Quick Guide: Errata, New Versions and Reprocessing
Overview
At times there will be a need to follow up on already published data to address issues around changes in processing or calibration or just that an error was spotted that needs to be corrected for. To manage this, there are ways to prepare and send along these adjustments to already published datasets that revolve around marking these data up with incrementing the version number.
Errata
It can happen that errors are discovered in data that has already been published. These could include erroneous data (e.g. incorrect calibration, errors in the data analysis) or missing variables. In this case the data should be reprocessed and resubmitted to CEDA. Depending on the level of the change the version numbering should be increased according to the guidelines below. Any changes in version number should be amended in the resulting NetCDF file.
New and improved data analysis
It could also be that a new and/or improved data analysis technique has been implemented that was not available when the original dataset was published. Again, the data should be reprocessed and resubmitted to CEDA and the version level should be incremented as indicated below and added to the NetCDF file attributes.
Versioning
NCAS data should follow an established versioning pattern. The one that has been chosen for NCAS data within the NCAS Data Standards follows the commonly used pattern:
m.n.p
Also known as:
Major.Minor.Patch
Where:
- Major (m) versions signify a breaking change from previous major versions. For example, a change in the underpinning data products or data standard being followed.

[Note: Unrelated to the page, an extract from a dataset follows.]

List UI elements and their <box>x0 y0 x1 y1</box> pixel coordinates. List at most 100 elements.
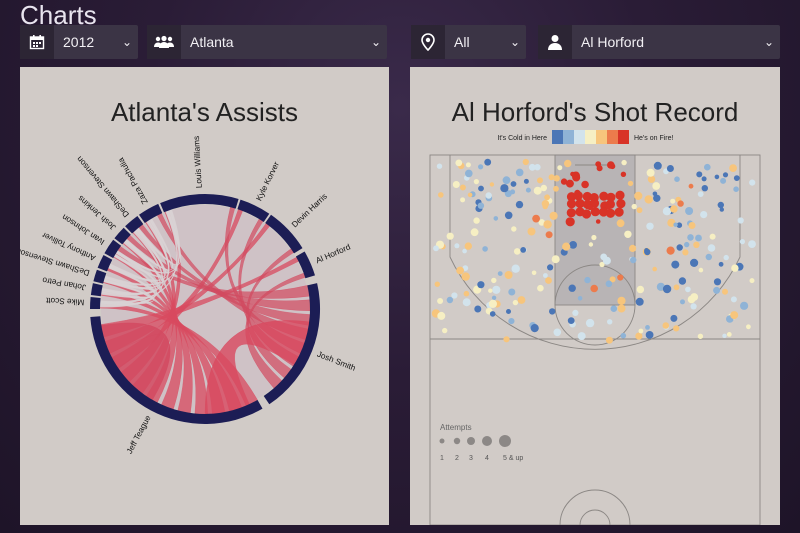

- Minor (n) versions denote non-breaking but important changes, e.g. a change in the processing chain/calibration that results in a substantive change to data
- Patch (p) versions are to capture small changes such as correcting for mistakes in global metadata fields, but don’t substantively alter the actual data themselves nor their understanding
Is there a need to re-process data?
In some cases (e.g. updating the global attributes) it may be possible to use the previous processed data files and amend them accordingly.
Other cases (e.g. a new analysis technique) may require the raw data to be reprocessed using the updated data analysis software.
Once the data has been reprocessed, it can be resubmitted to the archive using the usual delivery tools. The version numbering should ensure that these files are archived into a new version folder for the deployment, ready for a new catalogue entry and publication. However, flagging this to the CEDA archive is always helpful to make sure that they can look out for these new data and ensure they are shepherded into the right part of the archive and older datasets are marked as superseded with links to the new datasset.